Pour comprendre cette question, nul besoin de se plonger dans les détails des querelles entre les tours du Kremlin et les oligarques proches du Kremlin. Ce ne sont pas eux qui sont le moteur des événements ici.
On désigne le FSB comme le principal promoteur du blocage. Or dans les grandes affaires, cet organisme n’exprime jamais ses propres instincts institutionnels, mais la volonté de Poutine. Et les développeurs de la « messagerie nationale » Max, malgré toute leur cupidité, se calquent également sur lui et ne captent que ses signaux.
Or le leader national travaille sans relâche pour que les Russes n’aient plus aucun lien avec le monde extérieur. L’appareil du pouvoir, de gré ou de force, sert cette obsession. Telegram est la dernière grande messagerie « étrangère » qui ne soit pas encore bloquée, et son remplacement par Max, la messagerie « nationale » sous contrôle, est inévitable.
Poutine connaît peu Internet, mais rien n’indique qu’il s’y oppose en tant que tel. Ce qu’il veut, c’est un Internet où lui seul règne, et personne d’autre. Pour comprendre si le dirigeant parviendra à surmonter la colère de ses sujets, il faut déterminer ce qu’il compte précisément leur retirer.
La confiscation du quotidien
L’année dernière, au sommet de sa popularité, Telegram comptait environ 100 millions d’abonnés uniques en Russie, dont 62 % se connectaient quotidiennement. L’utilisateur moyen passait 45 minutes par jour sur cette plateforme.
Telegram fait partie intégrante du quotidien d’une grande majorité de Russes. Le simple fait de vouloir le supprimer montre à quel point le pouvoir russe se sent plus fort que ses sujets.

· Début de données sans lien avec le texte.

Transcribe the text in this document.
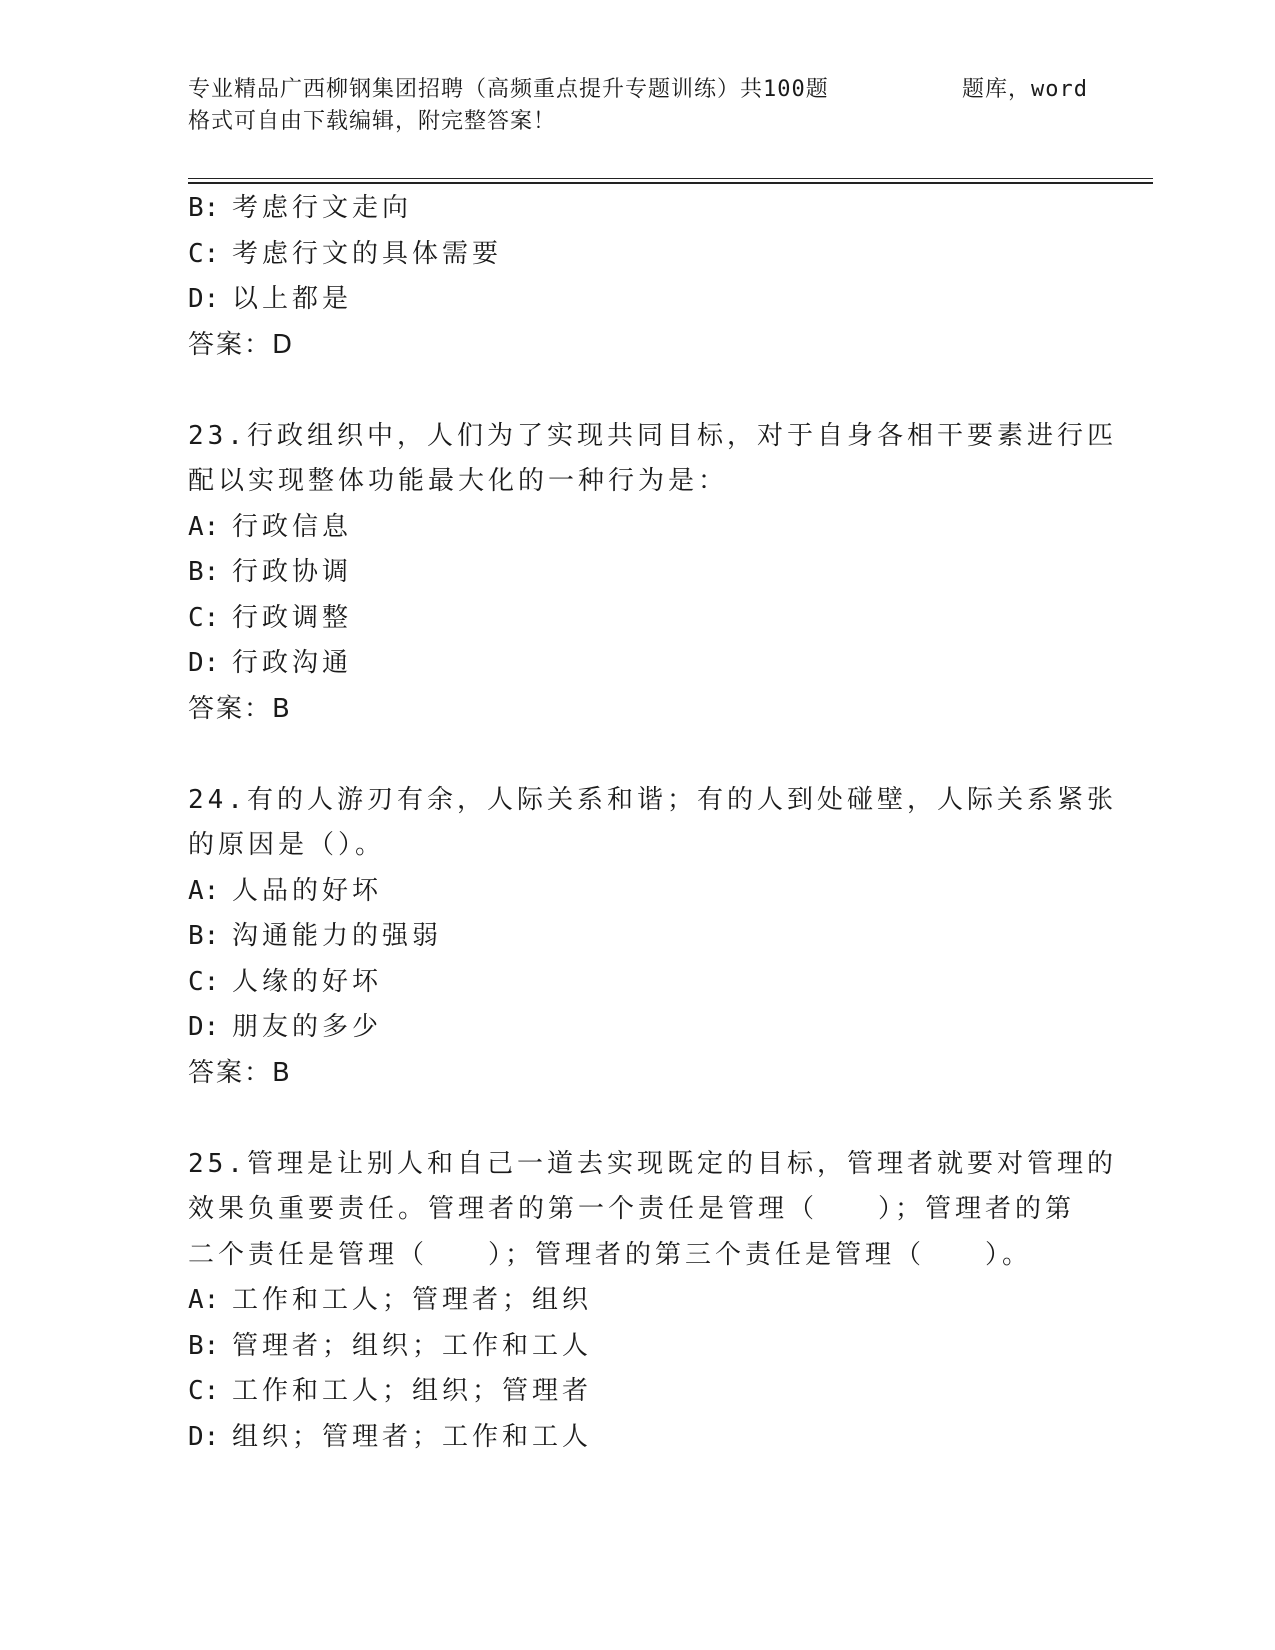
专业精品广西柳钢集团招聘（高频重点提升专题训练）共100题	题库，word
格式可自由下载编辑，附完整答案！
B: 考虑行文走向
C: 考虑行文的具体需要
D: 以上都是
答案：D
23.行政组织中，人们为了实现共同目标，对于自身各相干要素进行匹
配以实现整体功能最大化的一种行为是：
A: 行政信息
B: 行政协调
C: 行政调整
D: 行政沟通
答案：B
24.有的人游刃有余，人际关系和谐；有的人到处碰壁，人际关系紧张
的原因是（）。
A: 人品的好坏
B: 沟通能力的强弱
C: 人缘的好坏
D: 朋友的多少
答案：B
25.管理是让别人和自己一道去实现既定的目标，管理者就要对管理的
效果负重要责任。管理者的第一个责任是管理（　　）；管理者的第
二个责任是管理（　　）；管理者的第三个责任是管理（　　）。
A: 工作和工人；管理者；组织
B: 管理者；组织；工作和工人
C: 工作和工人；组织；管理者
D: 组织；管理者；工作和工人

Est-il vraiment un vecteur d’influence étrangère ? Pas tout à fait. On y trouve plutôt des fournisseurs de différentes nuances de propagande Z. Dans le top de Telegram, on trouve des agrégateurs tels que Mash et Topor, totalement dociles au régime. À leurs côtés, on trouve les chaînes des correspondants de guerre. Elles ont lassé le public, mais certaines d’entre elles, comme celle de Yuri Podolyaka, enregistrent encore aujourd’hui entre 700 000 et 800 000 visites par jour. Le fleuron des médias en ligne officiels, Readovka, se maintient au même niveau.
Les chaînes Telegram des principaux médias d’opposition et d’émigrés – Meduza, le service russe de la BBC, Dojd, The Moscow Times et Radio Liberty – rassemblent chaque jour moins de lecteurs et de téléspectateurs que ceux cités plus haut. Bien qu’ils en aient plus que les chaînes Telegram de Kommersant, Vedomosti ou Izvestia.

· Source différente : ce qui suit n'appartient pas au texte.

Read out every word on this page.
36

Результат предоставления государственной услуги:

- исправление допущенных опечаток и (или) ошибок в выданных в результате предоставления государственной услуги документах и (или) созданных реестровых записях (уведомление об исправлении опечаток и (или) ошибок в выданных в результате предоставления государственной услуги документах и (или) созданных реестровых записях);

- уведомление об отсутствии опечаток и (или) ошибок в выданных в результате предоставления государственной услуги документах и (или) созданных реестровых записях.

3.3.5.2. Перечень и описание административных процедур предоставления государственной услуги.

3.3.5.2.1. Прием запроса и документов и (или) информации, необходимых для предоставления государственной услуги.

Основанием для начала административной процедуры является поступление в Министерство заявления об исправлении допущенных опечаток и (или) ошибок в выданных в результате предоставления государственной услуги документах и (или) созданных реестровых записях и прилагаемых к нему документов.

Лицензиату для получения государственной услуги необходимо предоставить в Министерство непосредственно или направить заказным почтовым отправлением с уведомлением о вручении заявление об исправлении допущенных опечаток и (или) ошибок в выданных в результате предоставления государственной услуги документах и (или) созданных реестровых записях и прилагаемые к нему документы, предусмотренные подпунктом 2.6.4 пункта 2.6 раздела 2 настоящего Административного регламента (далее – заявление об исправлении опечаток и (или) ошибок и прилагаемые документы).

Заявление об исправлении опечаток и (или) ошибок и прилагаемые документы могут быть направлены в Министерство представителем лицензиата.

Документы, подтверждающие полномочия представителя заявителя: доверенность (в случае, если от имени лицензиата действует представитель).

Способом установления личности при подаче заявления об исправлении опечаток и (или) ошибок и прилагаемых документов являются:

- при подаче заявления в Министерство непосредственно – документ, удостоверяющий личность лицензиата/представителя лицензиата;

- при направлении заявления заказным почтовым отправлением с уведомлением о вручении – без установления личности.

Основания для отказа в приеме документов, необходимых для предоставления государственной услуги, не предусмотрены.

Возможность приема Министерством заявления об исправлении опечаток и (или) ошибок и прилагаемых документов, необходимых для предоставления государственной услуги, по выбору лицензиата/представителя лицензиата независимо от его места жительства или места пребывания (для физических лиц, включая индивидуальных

Si l’on considère l’audience totale des médias russes, la part des médias d’émigrés non contrôlés dépasse à peine 20 % aujourd’hui, et il s’agit avant tout d’utilisateurs de Telegram. Les médias contrôlés, mais conservant une certaine objectivité, ont à peu près le même nombre de lecteurs et de téléspectateurs. Il s’agit de RBC, de Kommersant et de quelques autres. Mais la majeure partie de l’audience revient aux médias de propagande agissant sur le cerveau reptilien.
Ce tableau simplifié ne tient pas compte des nombreux médias Telegram locaux qui s’efforcent de ne pas se frotter aux autorités, mais sentent la responsabilité qu’ils ont envers leur public, parfois très important.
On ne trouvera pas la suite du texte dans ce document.